| Dennis Richard Murphy
was a successful film and television writer, director, producer
and teacher whose documentary series appeared in 70 countries in
33 languages. His short stories were published in Ellery Queen’s
and Alfred Hitchcock’s Mystery Magazines as well as in several
anthologies, and in 2007 he won the Crime Writers of Canada Arthur
Ellis Award for Best Short Story. Sadly, Dennis Richard Murphy passed
away in June 2008, shortly after completing Darkness at the Break
of Noon.
Darkness
at the Break of Noon (2009, HarperCollins Canada)
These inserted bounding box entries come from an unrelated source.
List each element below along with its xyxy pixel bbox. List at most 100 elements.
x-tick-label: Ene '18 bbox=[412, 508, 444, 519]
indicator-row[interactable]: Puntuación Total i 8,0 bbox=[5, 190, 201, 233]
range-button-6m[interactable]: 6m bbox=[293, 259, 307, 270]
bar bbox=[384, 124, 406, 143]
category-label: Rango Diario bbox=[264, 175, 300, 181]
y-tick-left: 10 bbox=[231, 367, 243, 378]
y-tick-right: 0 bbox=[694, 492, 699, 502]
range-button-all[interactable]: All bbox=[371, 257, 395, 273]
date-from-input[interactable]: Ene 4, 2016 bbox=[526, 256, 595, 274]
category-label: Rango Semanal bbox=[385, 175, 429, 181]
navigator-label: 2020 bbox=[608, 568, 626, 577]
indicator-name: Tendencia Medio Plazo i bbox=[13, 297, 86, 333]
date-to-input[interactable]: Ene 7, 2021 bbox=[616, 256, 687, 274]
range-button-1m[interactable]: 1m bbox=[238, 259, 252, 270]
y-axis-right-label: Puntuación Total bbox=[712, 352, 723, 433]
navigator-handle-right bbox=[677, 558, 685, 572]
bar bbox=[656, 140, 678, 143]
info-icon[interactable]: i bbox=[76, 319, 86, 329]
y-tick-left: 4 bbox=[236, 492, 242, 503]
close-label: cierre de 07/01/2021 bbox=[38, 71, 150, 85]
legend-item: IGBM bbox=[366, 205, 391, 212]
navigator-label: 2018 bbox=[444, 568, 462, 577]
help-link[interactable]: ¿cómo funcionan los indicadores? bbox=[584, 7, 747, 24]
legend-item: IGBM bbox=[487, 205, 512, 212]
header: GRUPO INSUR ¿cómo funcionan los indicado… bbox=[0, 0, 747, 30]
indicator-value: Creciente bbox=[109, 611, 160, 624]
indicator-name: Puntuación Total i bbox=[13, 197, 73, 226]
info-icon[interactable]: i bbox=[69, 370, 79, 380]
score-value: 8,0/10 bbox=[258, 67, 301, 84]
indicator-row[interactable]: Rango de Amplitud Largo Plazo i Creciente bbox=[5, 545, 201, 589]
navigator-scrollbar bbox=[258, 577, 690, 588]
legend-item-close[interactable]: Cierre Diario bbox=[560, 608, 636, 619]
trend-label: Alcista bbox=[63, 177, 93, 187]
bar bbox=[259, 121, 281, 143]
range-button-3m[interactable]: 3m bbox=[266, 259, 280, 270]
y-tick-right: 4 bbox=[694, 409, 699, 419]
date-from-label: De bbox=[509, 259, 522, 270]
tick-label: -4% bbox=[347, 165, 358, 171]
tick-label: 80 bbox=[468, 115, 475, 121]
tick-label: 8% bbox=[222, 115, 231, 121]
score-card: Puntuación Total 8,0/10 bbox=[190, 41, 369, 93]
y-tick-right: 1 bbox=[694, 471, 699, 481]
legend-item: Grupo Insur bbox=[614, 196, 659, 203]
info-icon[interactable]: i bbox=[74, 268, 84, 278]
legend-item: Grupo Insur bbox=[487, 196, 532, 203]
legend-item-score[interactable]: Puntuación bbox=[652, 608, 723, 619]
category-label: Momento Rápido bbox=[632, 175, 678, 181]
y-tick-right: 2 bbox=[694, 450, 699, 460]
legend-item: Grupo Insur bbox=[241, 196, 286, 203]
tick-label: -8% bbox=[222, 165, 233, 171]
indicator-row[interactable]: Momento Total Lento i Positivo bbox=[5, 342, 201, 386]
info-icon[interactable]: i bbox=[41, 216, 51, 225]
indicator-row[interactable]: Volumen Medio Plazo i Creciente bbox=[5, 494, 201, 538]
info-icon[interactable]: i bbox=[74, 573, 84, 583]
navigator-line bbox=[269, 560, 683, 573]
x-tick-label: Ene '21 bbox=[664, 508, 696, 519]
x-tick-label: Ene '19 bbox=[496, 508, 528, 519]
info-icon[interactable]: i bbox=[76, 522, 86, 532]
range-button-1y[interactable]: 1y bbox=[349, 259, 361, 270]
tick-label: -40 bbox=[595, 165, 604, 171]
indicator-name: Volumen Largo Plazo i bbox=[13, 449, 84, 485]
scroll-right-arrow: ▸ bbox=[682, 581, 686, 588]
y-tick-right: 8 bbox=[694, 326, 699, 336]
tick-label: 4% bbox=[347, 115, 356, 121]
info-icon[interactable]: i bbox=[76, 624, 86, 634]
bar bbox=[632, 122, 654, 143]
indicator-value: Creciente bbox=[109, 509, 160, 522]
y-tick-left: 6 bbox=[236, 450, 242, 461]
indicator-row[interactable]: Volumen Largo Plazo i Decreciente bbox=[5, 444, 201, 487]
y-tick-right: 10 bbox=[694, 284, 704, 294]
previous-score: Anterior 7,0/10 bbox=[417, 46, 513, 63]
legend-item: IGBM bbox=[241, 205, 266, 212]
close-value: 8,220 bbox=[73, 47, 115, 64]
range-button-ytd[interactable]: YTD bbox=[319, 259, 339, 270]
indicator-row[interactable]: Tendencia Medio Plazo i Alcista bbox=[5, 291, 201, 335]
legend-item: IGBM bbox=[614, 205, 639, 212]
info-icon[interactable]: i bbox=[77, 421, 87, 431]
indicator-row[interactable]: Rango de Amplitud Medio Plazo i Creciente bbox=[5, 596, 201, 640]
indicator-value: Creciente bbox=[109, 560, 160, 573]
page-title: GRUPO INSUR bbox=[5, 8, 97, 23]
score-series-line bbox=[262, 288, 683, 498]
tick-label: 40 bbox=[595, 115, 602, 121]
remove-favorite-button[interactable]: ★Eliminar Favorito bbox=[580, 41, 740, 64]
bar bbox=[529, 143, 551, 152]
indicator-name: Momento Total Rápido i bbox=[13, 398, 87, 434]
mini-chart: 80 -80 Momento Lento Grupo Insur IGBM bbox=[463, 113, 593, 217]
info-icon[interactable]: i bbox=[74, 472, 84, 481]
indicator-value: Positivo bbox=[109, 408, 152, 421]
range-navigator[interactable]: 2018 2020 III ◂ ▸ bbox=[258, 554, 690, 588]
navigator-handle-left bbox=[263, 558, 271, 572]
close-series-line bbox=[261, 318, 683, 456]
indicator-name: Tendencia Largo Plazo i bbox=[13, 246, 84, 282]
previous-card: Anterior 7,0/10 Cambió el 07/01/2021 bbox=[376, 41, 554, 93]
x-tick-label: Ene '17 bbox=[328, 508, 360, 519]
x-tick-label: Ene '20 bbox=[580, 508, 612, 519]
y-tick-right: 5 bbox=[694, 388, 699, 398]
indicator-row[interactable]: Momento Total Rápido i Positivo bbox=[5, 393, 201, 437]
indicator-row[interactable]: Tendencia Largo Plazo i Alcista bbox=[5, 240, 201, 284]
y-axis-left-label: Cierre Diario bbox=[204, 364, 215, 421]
RCMP Sergeant Booker Kennison knows more dirt than an officer should
and has been exiled by his superiors to duty in Yellowknife. When
a flash fire claims the lives of two archaeologists at a dig on
remote Victory Island in Nunavut, Kennison is dispatched to investigate
in a cold wilderness where winter’s grip and 24-hour darkness
are closing in fast.
Ruby Cruz, ex-FBI agent, is also on her way north, sent to protect
the interests of the American corporation that funded the dig. Those
interests include Dr. Karl Kniesser and a 160-year-old journal he
has secretly cut from the clothing of a frozen corpse. The journal
contains the secrets of the ill-fated Franklin Expedition and may
hold the key to controlling the Northwest Passage today. But when
Ruby arrives, she finds Kniesser dead and the prized journal missing.
As the ice moves in and supplies grow scarce, Kennison confirms
that the two deaths are murders, and the hunt for their killer begins
-- until Kennison himself becomes a target of a secretive assassin
lurking in the barren landscape. Threatened from all sides, Kennison
must solve two mysteries before time and light run out.